Le nom de Mme Alberti Casellati avait été proposé juste avant le vote samedi matin, à l’issue d’une réunion de réconciliation des chefs de partis de la coalition de droite, après un coup de force de M. Salvini qui a lâché vendredi soir le candidat jusqu’alors exigé par M. Berlusconi.

La pillule a cependant dû être amère pour certains sénateurs M5S: Mme Alberti Casellati a été secrétaire d’État de M. Berlusconi dans les années 2000, d’abord à la Santé, où elle a fait embaucher sa fille, puis à la Justice, où elle a défendu les lois destinées à soulager le magnat des médias de la pression des juges.

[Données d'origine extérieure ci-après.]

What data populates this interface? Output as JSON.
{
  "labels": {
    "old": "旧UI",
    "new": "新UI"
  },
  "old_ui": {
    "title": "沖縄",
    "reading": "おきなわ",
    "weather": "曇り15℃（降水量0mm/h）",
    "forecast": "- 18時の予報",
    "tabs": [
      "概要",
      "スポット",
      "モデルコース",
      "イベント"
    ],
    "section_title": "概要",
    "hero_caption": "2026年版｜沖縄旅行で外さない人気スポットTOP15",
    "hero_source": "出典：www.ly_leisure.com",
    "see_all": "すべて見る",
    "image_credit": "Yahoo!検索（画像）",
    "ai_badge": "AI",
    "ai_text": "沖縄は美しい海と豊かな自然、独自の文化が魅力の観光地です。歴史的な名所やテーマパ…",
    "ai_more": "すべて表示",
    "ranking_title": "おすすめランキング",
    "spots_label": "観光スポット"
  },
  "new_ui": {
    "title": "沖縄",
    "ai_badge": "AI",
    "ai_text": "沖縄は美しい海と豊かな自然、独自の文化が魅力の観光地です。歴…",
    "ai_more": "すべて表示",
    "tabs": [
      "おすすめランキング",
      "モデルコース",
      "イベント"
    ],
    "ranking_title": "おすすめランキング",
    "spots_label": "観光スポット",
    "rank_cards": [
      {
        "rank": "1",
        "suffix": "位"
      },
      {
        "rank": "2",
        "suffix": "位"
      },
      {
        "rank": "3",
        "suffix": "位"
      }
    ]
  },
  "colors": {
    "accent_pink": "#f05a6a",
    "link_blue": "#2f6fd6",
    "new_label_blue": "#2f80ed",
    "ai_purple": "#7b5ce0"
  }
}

Elle a dû l’être tout autant pour nombre de députés de droite: M. Fico, militant de la première heure devenu un héraut des principes originels du mouvement fondé par le comique Beppe Grillo, est présenté par le quotidien Il Giornale (groupe Berlusconi) comme «le Grillino communiste», aux positions nettement plus à gauche que son mouvement sur les migrants, l’euthanasie, les couples homosexuels...

Dans son discours de prise de fonction, en l’absence des élus de droite ayant voté pour lui, ce Napolitain a prévenu que son «premier objectif» serait de «diminuer les coûts de la politique», alors que le M5S milite contre les avantages des parlementaires.